Nonetheless, lately there have there been signs that the two superpowers have attempted to communicate more constructively. Working together, however, is another matter. China may see this as an opportunity to try to position its governing model as better than the West's. And yet some cooperation is needed to mitigate the growing coronavirus calamity.

Despite its lethal early errors, China may now be through the worst of its outbreak (based on suspect data, to be sure). America, conversely, must brace itself for a "hell of a bad two weeks," according to President Donald Trump, who has finally reckoned with how virulent the virus is.

Working together will also be harder because Trump needlessly antagonized China and our allies by referring to COVID-19 as the "Chinese virus." Secretary of State Mike Pompeo reportedly insisted that similar language be included in a G-7 coronavirus communiqué. G-7 leaders balked, the statement was scrapped, and the U.S. needlessly alienated allies in a clear diplomatic misstep.

Even graver, a tit-for-tat spat that saw the Trump administration limit to 100 the number of U.S.-based journalists at Chinese outlets widely considered state propaganda was met with China kicking out 13 Wall Street Journal, Washington Post and New York Times journalists. This was once again a loss for the world, which needs independent reporting from China.

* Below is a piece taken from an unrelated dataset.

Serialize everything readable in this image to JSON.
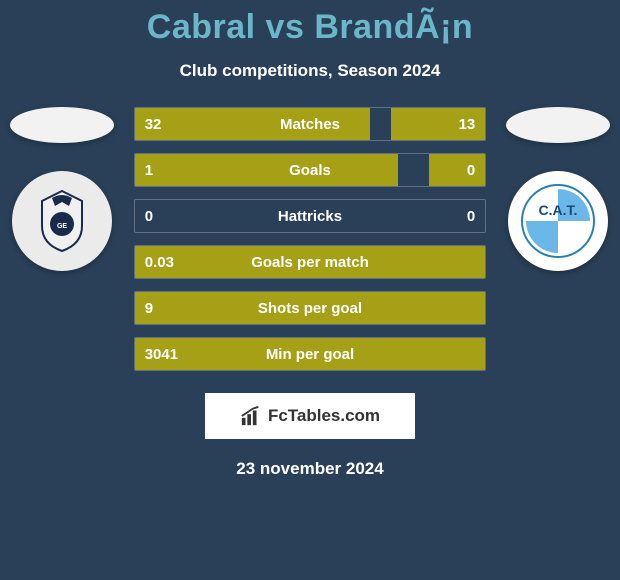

Fortunately, Trump and Chinese President Xi Jinping seems to have improved the dialogue. Trump has dropped the "Chinese virus" verbiage (although likely too late for the scores of Asian-Americans targeted with racism that may have been fueled by the president's rhetoric). That's a positive development as America scrambles to procure more medical supplies, and indeed on Sunday a flight from Shanghai carrying 80 tons of such supplies arrived in New York, the first of 22 scheduled flights. More will be needed — especially in countries struggling with basic health infrastructure.

"I don't think you get a grip on this crisis in the long term without a coordinated global response," Richard Gowan, U.N. and multilateral affairs director at the International Crisis Group, told an editorial writer. "You are going to need countries to join up their health cooperation, humanitarian assistance, if we're going to bring this under control on a global scale."

While the divergent, difficult U.S.-China dynamic will drive geopolitics for many years to come, the two sides must find a way to work together to contend with this crisis.

"At least in the short term," Gowan said, "the two sides have to get a grip that without their cooperation, and that of other countries, they are going to make this disease much worse."